The Senate tax bill went through a familiar cycle on Tuesday. In the morning, Republican lawmakers raised doubts about it that seemed irreconcilable. In the afternoon, they voted for it.
The Senate Budget Committee voted 12-11 along party lines to move the bill forward, allowing it to hit the Senate floor later this week, with the support of two Republicans who had criticized it hours before: Sens. Bob Corker of Tennessee and Ron Johnson of Wisconsin.
It’s a cycle that, so far, has kept hope alive on a bill that has raised concerns among both deficit hawks and those who wish it cut taxes further, while attracting no Democratic support so far, all while facing broad skepticism among the public. (Just 25% of respondents approved of the plan in one recent poll.)
The most contentious issue within the Republican conference is the bill’s impact on the debt and deficit. Those who support it have repeatedly said that its sweeping tax cuts — many of which disproportionately benefit the wealthy — won’t hike the national deficit by more than $1.4 trillion over the next decade, but a number of deficit hawks are skeptical.
At least four Republican Senators — Corker, and also Sens. Jeff Flake of Arizona, James Lankford of Oklahoma, and Todd Young of Indiana — have expressed concerns that the bill will cost much more, and when it does, that Congress won’t act to rectify the situation.
The solution that some of them are calling for is simple: a so-called “trigger mechanism” that will reign in tax cuts if economic growth under the tax reform bill doesn’t meet forecasts.
“We’ve got to be able to make it where a backstop is set up and people aren’t afraid of it,” Lankford told reporters late Tuesday afternoon. “And you hope it’s never used! It’s only designed for if we’re not hitting revenue totals and we’re kicking in more deficit.”
But snark from other Senate Republicans suggests that this isn’t something that will be added easily to the bill.
“I am not going to vote to automatically implement tax increases on the American people,” Sen. John Kennedy of Louisiana said. “If I do that, consider me drunk.”
These conflicts were the subject of discussion at a weekly luncheon of Senate Republicans on Tuesday, which President Trump attended. There, he seemed amenable to adding the trigger mechanism, according to Bloomberg.
“I wish you could have been inside that room,” Trump said later in the day. “It was very, very special — the camaraderie. It was somewhat of a lovefest.”
Maybe so. But the stark truth is that Republicans, who hold a slim majority of 52 seats in the Senate, can afford to lose just two votes in order to pass the bill along party lines. In an interview with TIME earlier this month, Flake said he would not vote for a bill that would balloon the deficit.

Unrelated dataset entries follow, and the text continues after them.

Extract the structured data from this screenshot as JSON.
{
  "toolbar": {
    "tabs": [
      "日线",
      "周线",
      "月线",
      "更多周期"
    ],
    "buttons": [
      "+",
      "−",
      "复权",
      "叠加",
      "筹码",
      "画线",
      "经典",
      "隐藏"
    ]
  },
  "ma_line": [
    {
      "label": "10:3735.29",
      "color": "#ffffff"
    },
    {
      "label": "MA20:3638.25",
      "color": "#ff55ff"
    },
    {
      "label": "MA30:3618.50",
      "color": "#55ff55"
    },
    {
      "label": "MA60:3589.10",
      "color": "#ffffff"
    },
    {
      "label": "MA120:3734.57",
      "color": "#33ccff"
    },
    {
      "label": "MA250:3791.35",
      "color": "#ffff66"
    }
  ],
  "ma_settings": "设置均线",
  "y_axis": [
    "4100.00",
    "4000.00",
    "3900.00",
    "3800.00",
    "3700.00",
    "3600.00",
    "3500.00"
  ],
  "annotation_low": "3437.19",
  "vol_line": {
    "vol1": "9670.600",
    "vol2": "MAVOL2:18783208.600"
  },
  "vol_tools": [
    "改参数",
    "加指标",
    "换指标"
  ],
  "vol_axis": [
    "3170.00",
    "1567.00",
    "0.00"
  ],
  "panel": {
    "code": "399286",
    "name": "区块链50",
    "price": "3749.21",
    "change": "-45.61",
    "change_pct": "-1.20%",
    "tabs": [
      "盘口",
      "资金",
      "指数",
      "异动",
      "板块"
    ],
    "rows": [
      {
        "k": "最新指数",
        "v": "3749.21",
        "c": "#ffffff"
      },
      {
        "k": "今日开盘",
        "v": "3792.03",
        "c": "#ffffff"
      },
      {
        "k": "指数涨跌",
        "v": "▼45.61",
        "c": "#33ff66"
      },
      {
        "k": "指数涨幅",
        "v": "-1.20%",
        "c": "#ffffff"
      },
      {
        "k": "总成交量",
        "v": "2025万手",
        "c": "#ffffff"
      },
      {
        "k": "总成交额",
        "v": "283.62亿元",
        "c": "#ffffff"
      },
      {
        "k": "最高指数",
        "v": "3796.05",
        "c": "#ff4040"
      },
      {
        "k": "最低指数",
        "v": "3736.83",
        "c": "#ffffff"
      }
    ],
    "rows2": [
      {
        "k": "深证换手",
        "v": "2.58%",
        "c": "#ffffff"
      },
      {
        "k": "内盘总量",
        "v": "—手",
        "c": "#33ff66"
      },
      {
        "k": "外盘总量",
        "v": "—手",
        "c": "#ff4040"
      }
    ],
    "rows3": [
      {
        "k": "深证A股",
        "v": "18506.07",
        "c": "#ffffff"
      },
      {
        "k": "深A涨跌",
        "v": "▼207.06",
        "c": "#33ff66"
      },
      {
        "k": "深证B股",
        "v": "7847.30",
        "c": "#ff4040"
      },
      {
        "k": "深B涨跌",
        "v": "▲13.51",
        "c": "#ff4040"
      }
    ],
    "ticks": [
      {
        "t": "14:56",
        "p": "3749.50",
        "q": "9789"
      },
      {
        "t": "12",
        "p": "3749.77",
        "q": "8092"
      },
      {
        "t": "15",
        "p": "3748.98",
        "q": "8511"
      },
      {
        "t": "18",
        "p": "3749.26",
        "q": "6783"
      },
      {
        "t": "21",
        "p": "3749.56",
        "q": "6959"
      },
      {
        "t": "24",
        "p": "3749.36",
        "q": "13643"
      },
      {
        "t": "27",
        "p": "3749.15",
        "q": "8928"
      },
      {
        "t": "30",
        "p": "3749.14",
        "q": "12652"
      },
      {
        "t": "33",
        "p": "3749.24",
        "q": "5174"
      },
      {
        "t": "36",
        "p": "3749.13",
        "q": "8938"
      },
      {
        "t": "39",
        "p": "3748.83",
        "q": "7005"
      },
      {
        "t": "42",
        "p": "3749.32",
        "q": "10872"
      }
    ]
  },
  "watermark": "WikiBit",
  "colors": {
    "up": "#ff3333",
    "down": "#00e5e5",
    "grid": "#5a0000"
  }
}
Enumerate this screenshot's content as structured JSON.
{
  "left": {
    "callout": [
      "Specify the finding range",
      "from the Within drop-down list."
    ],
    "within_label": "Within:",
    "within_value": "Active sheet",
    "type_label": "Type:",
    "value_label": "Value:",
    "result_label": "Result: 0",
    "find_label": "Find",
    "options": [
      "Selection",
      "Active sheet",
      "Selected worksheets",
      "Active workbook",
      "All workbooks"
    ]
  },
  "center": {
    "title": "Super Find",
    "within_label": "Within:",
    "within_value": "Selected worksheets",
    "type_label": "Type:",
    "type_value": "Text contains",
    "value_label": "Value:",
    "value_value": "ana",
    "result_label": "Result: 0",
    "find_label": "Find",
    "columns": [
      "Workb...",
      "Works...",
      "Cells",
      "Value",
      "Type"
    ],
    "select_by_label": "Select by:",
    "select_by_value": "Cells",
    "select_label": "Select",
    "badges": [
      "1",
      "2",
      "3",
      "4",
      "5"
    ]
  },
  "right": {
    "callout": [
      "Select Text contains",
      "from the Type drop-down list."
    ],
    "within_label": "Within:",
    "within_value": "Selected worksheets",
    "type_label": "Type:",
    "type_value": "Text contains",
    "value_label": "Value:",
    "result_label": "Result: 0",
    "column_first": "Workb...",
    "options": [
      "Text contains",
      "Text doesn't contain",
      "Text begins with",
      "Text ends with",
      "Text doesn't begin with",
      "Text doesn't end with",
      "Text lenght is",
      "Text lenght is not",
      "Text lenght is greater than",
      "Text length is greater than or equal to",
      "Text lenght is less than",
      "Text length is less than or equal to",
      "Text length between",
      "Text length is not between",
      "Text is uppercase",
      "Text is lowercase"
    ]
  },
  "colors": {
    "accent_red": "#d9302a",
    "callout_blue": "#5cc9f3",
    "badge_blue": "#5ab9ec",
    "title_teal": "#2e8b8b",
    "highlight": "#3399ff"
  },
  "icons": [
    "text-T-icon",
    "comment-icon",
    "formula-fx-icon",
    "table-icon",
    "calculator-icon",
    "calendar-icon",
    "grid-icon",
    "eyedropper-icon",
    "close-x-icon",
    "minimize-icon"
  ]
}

“We can do tax reform in ways that will grow the economy but we can’t just ignore the debt and deficit,” he said.
Republican lawmakers have not yet unveiled specific tweaks to the bill that will appease its skeptics. Two Republican Senators who previously spoke out against it on the grounds that it harmed small businesses, Johnson and Sen. Steve Daines of Montana, seemed only somewhat less ambivalent on Tuesday. Johnson’s “yes” vote in committee served only “to keep moving the process along,” a spokesperson told Axios.
There’s also Sen. Susan Collins of Maine, a moderate Republican who has criticized the bill’s repeal of Obamacare’s individual mandate. She has called for a compromise: support for the so-called Alexander-Murray bipartisan bill, named for its sponsors, Sens. Lamar Alexander of Tennessee and Patty Murray of Washington, that would stabilize insurance marketplaces. Trump reportedly said he would support the legislation, though in the past he’s spoken out in harsh terms against it.
The margins are thin. The bill in its current form is unlikely to get any Democratic support: even moderates from red states, such as Sen. Joe Manchin of West Virginia, have called for additional compromises first. And lawmakers farther to the left are apoplectic.
“It gives huge tax breaks to the people who need it the least — the very very wealthy,” Sen. Bernie Sanders of Vermont, the ranking member on the Senate Budget Committee, said during the hearing on Tuesday. “I have not the slightest doubt that this bill if, God forbid, it is passed, the Republican leadership is going to come back and say ‘oh, we need to deal with the deficit’ — and then they’ll cut Social Security, Medicare, Medicaid, and education.”
But despite the criticism of the bill from inside and outside the Republican caucus, it keeps moving along.